Top regulator praises banks, Fitch disagrees

Top regulator praises banks, Fitch disagrees

Top regulator praises banks, Fitch disagrees

Customers inspect cars at a second-hand market in Istanbul. Car loans have contributed to Turkey’s credit growth.

Turkey has already overcome a loan growth risk due to precautions by the banking regulator and the Central Bank, according to Turkey’s Banking Regulation and Supervision Agency’s (BDDK) chairman, Mukim Öztekin. However, one of the three leading credit rating agencies, Fitch – which had given the local economy a boost with a November upgrade – said in yesterday’s report that Turkish lenders may risk their positive outlook with a stable high loan growth.

Öztekin told Anatolia news agency yesterday that despite the credit growth being at a high level between 2009 and 2011, a period when Turkey’s economy grew rapidly, he did not see the same problem today.

The BDDK took the required precautions to prevent loan growth, he said, adding that the essential point is the rate of deposits that are converted to credits.
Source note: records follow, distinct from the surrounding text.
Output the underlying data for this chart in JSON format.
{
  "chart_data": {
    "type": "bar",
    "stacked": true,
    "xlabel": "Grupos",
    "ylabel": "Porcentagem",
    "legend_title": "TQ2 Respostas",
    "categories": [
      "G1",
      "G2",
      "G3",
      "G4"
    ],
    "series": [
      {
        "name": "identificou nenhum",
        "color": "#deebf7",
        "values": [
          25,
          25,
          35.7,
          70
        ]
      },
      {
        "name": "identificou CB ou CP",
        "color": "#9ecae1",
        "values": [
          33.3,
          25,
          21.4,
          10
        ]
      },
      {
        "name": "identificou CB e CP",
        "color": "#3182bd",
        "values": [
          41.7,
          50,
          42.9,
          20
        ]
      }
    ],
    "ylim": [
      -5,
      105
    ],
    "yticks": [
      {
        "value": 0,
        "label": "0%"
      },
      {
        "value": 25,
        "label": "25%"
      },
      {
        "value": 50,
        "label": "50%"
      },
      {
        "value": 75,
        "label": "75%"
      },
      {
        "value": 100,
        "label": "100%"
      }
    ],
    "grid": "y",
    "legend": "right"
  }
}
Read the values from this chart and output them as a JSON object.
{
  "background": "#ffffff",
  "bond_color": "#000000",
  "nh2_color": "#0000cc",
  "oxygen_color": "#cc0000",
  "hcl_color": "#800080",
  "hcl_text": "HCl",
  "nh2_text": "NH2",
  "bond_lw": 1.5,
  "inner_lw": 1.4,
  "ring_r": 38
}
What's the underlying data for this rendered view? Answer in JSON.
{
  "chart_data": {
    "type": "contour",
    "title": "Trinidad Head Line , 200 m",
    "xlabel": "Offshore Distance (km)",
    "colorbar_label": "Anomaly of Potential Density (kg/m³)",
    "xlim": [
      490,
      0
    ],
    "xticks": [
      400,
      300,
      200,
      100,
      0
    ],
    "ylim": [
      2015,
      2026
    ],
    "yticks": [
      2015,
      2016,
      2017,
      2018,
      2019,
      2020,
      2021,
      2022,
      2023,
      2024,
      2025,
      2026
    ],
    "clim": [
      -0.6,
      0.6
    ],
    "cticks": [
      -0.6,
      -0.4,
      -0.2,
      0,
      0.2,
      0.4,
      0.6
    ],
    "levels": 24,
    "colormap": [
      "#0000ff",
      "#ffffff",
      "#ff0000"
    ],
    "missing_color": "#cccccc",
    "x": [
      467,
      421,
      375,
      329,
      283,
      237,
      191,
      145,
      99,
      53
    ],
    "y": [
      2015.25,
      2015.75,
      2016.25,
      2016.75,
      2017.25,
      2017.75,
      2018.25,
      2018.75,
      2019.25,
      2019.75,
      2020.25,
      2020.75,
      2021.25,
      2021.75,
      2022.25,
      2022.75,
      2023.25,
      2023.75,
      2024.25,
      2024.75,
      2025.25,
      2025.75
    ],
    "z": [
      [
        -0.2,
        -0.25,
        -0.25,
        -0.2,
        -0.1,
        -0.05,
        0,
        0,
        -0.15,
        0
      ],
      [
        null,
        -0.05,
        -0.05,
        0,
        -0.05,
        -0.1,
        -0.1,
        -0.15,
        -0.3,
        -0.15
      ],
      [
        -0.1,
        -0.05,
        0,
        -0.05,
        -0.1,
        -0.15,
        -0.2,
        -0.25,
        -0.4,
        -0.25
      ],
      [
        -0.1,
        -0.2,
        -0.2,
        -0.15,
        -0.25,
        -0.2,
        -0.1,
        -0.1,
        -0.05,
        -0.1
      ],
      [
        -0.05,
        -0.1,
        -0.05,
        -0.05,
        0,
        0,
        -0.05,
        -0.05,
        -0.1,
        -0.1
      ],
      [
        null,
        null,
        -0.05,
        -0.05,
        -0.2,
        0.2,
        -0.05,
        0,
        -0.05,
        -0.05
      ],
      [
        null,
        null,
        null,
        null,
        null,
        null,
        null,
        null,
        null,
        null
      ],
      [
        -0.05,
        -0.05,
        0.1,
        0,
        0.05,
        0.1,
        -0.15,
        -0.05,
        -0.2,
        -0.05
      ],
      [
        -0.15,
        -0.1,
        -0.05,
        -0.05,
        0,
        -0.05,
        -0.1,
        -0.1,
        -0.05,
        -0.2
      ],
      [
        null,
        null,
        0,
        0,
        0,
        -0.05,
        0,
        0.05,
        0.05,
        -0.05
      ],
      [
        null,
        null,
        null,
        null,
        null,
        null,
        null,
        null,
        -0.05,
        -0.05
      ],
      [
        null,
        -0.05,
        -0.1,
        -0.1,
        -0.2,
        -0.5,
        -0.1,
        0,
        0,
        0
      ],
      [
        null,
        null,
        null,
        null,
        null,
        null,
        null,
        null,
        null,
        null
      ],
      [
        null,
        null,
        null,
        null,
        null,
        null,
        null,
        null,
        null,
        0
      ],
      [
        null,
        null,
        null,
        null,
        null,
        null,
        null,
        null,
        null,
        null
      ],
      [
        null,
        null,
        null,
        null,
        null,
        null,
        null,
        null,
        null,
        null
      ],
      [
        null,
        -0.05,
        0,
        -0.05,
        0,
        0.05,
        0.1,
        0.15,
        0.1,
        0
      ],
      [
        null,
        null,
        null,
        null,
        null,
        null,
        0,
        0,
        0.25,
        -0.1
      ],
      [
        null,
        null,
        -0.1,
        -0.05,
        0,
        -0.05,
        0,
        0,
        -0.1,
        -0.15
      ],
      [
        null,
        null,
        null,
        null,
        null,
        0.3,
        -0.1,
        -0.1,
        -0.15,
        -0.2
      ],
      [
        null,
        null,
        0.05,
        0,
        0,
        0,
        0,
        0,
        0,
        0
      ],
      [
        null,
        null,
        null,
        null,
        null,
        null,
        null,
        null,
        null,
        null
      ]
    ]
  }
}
The banks have, as they were encouraged, found new alternative sources that could diversify, extend and change the structure of passives.
He said both the BDDK and Central Bank aim to take measures to restrict loan growth, adding that the BDDK did not want to raise credit growth above 10 or 15 percent.
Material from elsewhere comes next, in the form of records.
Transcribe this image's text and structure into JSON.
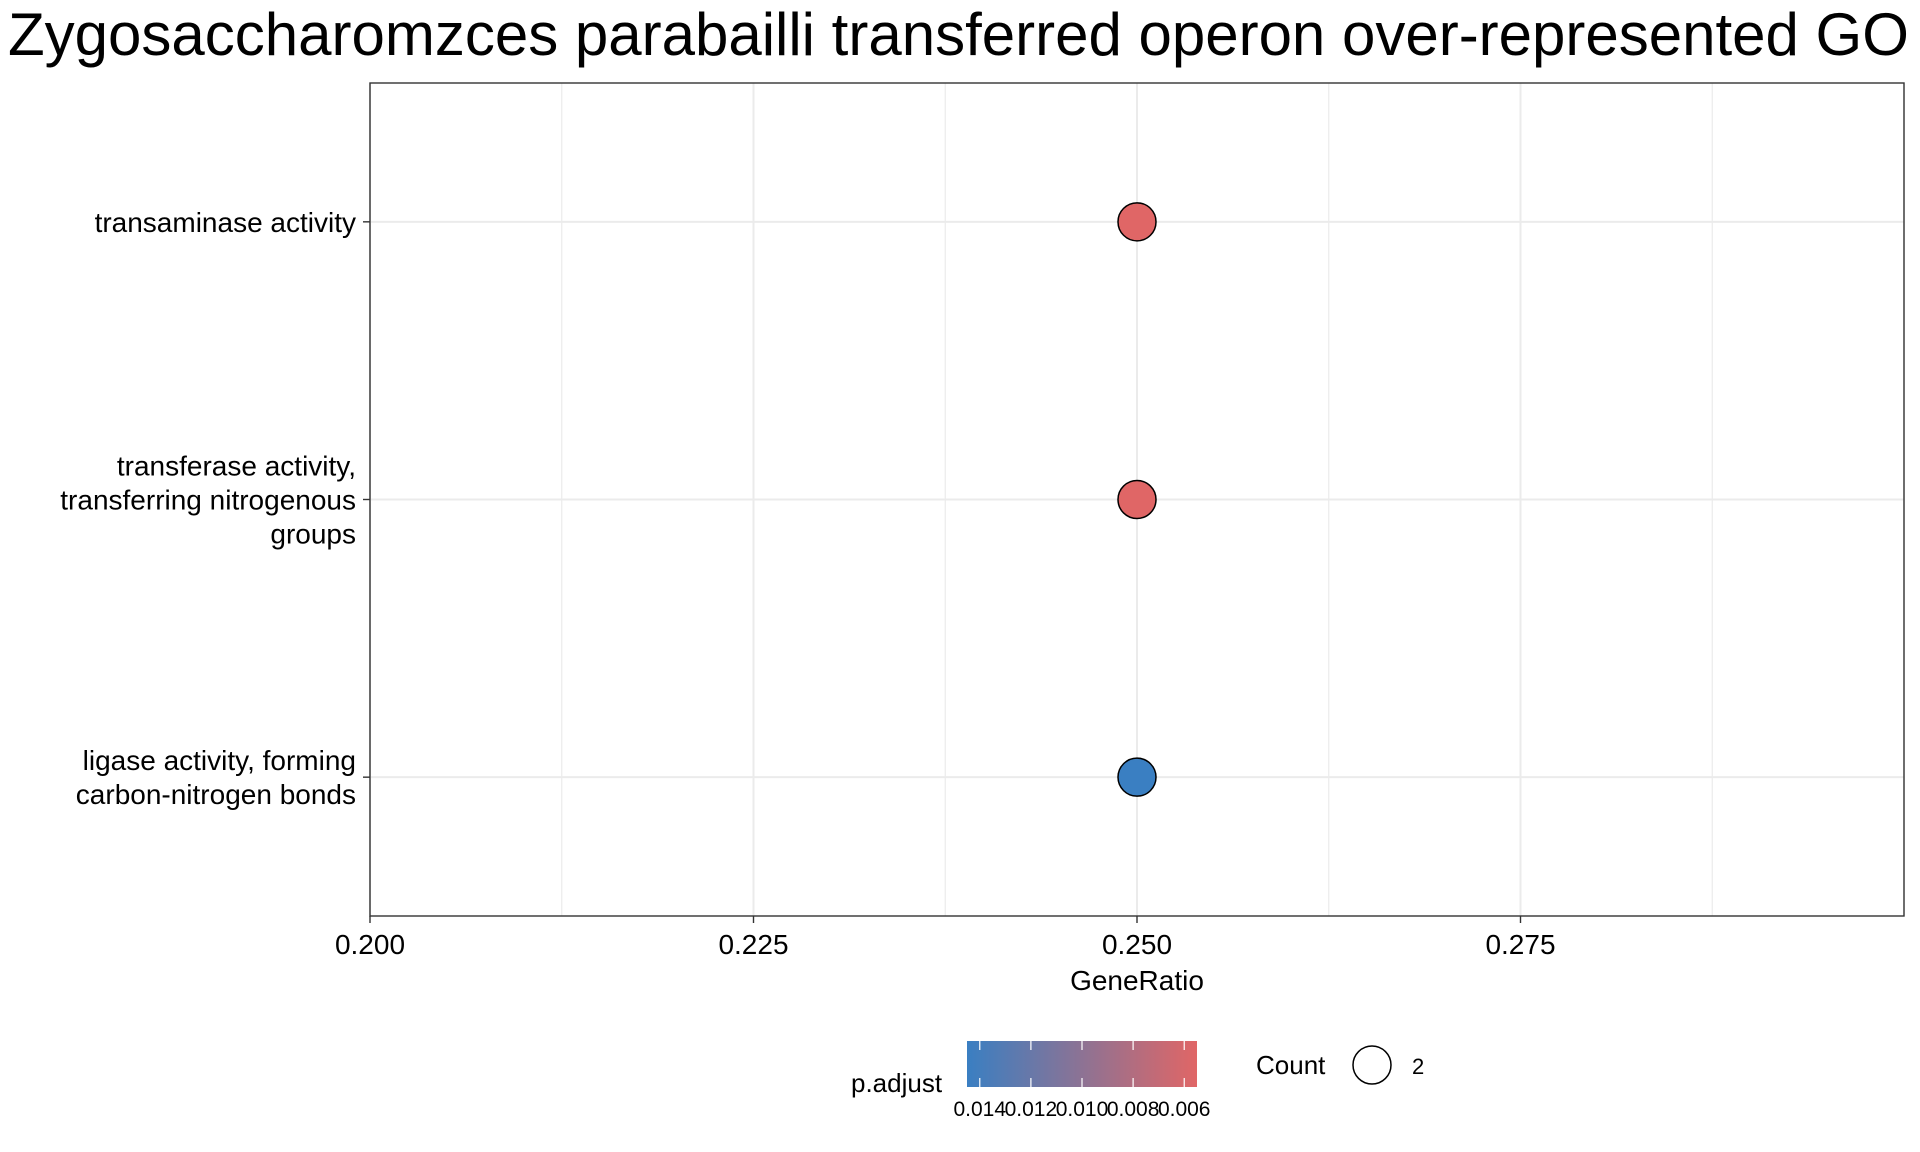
{
  "chart_data": {
    "type": "scatter",
    "title": "Zygosaccharomzces parabailli transferred operon over-represented GO M",
    "xlabel": "GeneRatio",
    "ylabel": "",
    "xlim": [
      0.2,
      0.3
    ],
    "x_ticks": [
      "0.200",
      "0.225",
      "0.250",
      "0.275"
    ],
    "x_tick_values": [
      0.2,
      0.225,
      0.25,
      0.275
    ],
    "grid": true,
    "categories": [
      [
        "transaminase activity"
      ],
      [
        "transferase activity,",
        "transferring nitrogenous",
        "groups"
      ],
      [
        "ligase activity, forming",
        "carbon-nitrogen bonds"
      ]
    ],
    "points": [
      {
        "term": "transaminase activity",
        "gene_ratio": 0.25,
        "p_adjust": 0.0055,
        "count": 2
      },
      {
        "term": "transferase activity, transferring nitrogenous groups",
        "gene_ratio": 0.25,
        "p_adjust": 0.0055,
        "count": 2
      },
      {
        "term": "ligase activity, forming carbon-nitrogen bonds",
        "gene_ratio": 0.25,
        "p_adjust": 0.0145,
        "count": 2
      }
    ],
    "legend": {
      "placement": "bottom",
      "color_title": "p.adjust",
      "color_ticks": [
        "0.014",
        "0.012",
        "0.010",
        "0.008",
        "0.006"
      ],
      "color_tick_values": [
        0.014,
        0.012,
        0.01,
        0.008,
        0.006
      ],
      "color_range": [
        0.0145,
        0.0055
      ],
      "color_low": "#3a7fc2",
      "color_high": "#e06666",
      "size_title": "Count",
      "size_items": [
        "2"
      ]
    }
  }
}
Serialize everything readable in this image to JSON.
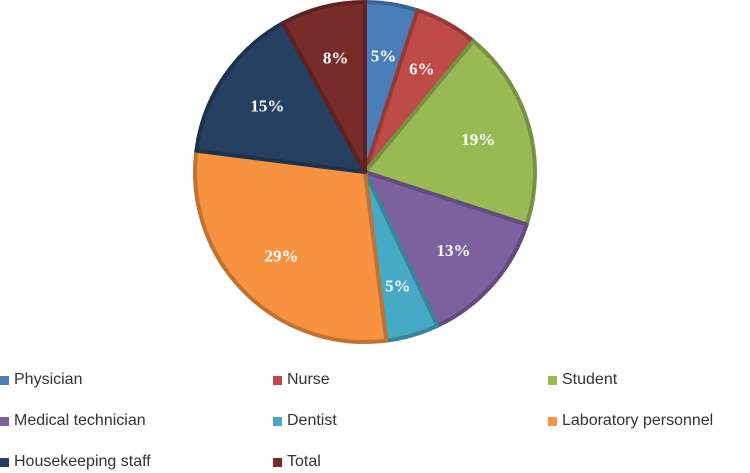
{
  "chart_data": {
    "type": "pie",
    "title": "",
    "legend_position": "bottom",
    "slices": [
      {
        "name": "Physician",
        "value": 5,
        "label": "5%",
        "color": "#4a7ebb"
      },
      {
        "name": "Nurse",
        "value": 6,
        "label": "6%",
        "color": "#be4b48"
      },
      {
        "name": "Student",
        "value": 19,
        "label": "19%",
        "color": "#98b954"
      },
      {
        "name": "Medical technician",
        "value": 13,
        "label": "13%",
        "color": "#7d60a0"
      },
      {
        "name": "Dentist",
        "value": 5,
        "label": "5%",
        "color": "#46aac5"
      },
      {
        "name": "Laboratory personnel",
        "value": 29,
        "label": "29%",
        "color": "#f69240"
      },
      {
        "name": "Housekeeping staff",
        "value": 15,
        "label": "15%",
        "color": "#254061"
      },
      {
        "name": "Total",
        "value": 8,
        "label": "8%",
        "color": "#772c2a"
      }
    ]
  }
}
However, Fitch warned in a report yesterday that Turkish banks might be threatened if the loan growth
“Our favorable outlook for Turkish banks could be threatened if credit growth significantly exceeds our 15 percent-20 percent expectation for a sustained period. We believe aggressive expansion could challenge banks’ underwriting capacity and asset quality,” it said.
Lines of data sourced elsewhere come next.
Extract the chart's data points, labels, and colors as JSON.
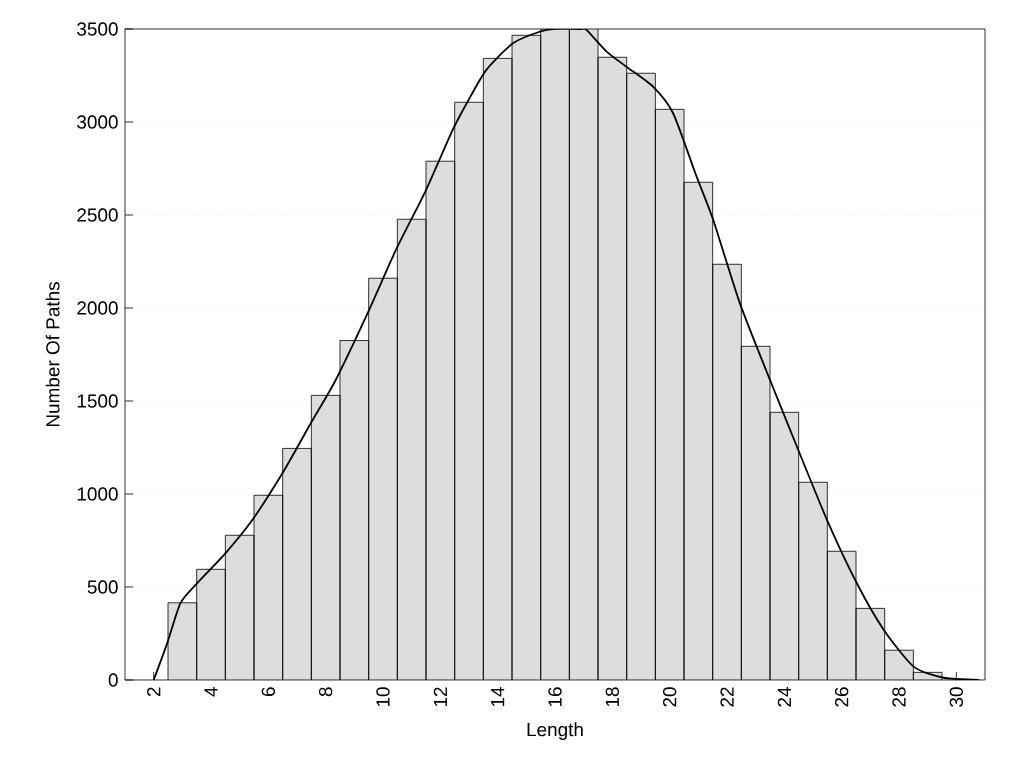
{
  "chart_data": {
    "type": "histogram",
    "xlabel": "Length",
    "ylabel": "Number Of Paths",
    "xlim": [
      1,
      31
    ],
    "ylim": [
      0,
      3500
    ],
    "xticks": [
      2,
      4,
      6,
      8,
      10,
      12,
      14,
      16,
      18,
      20,
      22,
      24,
      26,
      28,
      30
    ],
    "yticks": [
      0,
      500,
      1000,
      1500,
      2000,
      2500,
      3000,
      3500
    ],
    "grid": "y",
    "series": [
      {
        "color": "#dddddd",
        "bins": [
          2.5,
          3.5,
          4.5,
          5.5,
          6.5,
          7.5,
          8.5,
          9.5,
          10.5,
          11.5,
          12.5,
          13.5,
          14.5,
          15.5,
          16.5,
          17.5,
          18.5,
          19.5,
          20.5,
          21.5,
          22.5,
          23.5,
          24.5,
          25.5,
          26.5,
          27.5,
          28.5,
          29.5
        ],
        "values": [
          415,
          595,
          778,
          993,
          1245,
          1530,
          1825,
          2160,
          2477,
          2789,
          3106,
          3342,
          3466,
          3500,
          3500,
          3348,
          3262,
          3068,
          2676,
          2235,
          1794,
          1439,
          1063,
          692,
          385,
          160,
          41
        ]
      },
      {
        "type": "line",
        "color": "#000000",
        "x": [
          2.0,
          2.47,
          2.93,
          3.46,
          4.5,
          5.44,
          6.49,
          7.48,
          8.35,
          9.46,
          10.45,
          11.5,
          12.43,
          12.95,
          13.6,
          14.53,
          15.46,
          16.0,
          16.9,
          17.1,
          17.8,
          18.49,
          19.42,
          20.12,
          20.94,
          21.52,
          22.45,
          23.5,
          24.44,
          25.49,
          26.53,
          27.47,
          28.51,
          29.56,
          30.8
        ],
        "values": [
          0,
          197,
          412,
          511,
          681,
          860,
          1111,
          1380,
          1613,
          1971,
          2312,
          2634,
          2957,
          3109,
          3279,
          3423,
          3485,
          3500,
          3500,
          3495,
          3378,
          3297,
          3190,
          3047,
          2706,
          2473,
          2025,
          1613,
          1254,
          860,
          520,
          269,
          72,
          12,
          0
        ]
      }
    ]
  }
}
The report also said the new precautions of the Turkish Central Bank, which has increased the rate of holding bank reserves, could decrease credit growth. The application of higher Central Bank reserve requirements for Turkish banks that fail to meet set leverage ratios might reduce the risks of a return to very rapid loan growth, it said.

‘Sector grows positively’

Öztekin said the banking sector’s growth would continue positive progress. The profit margins rate would shrink, while banks’ profits rise would reach between 10 and 15 percent this year, he forecasted. The complaints about the sector are generally caused by individual credit and credit cards, said Öztekin, adding that while the individual credit volume was 5 billion Turkish Liras in 2001, it has jumped to more than 250 billion liras, a 52-fold increase.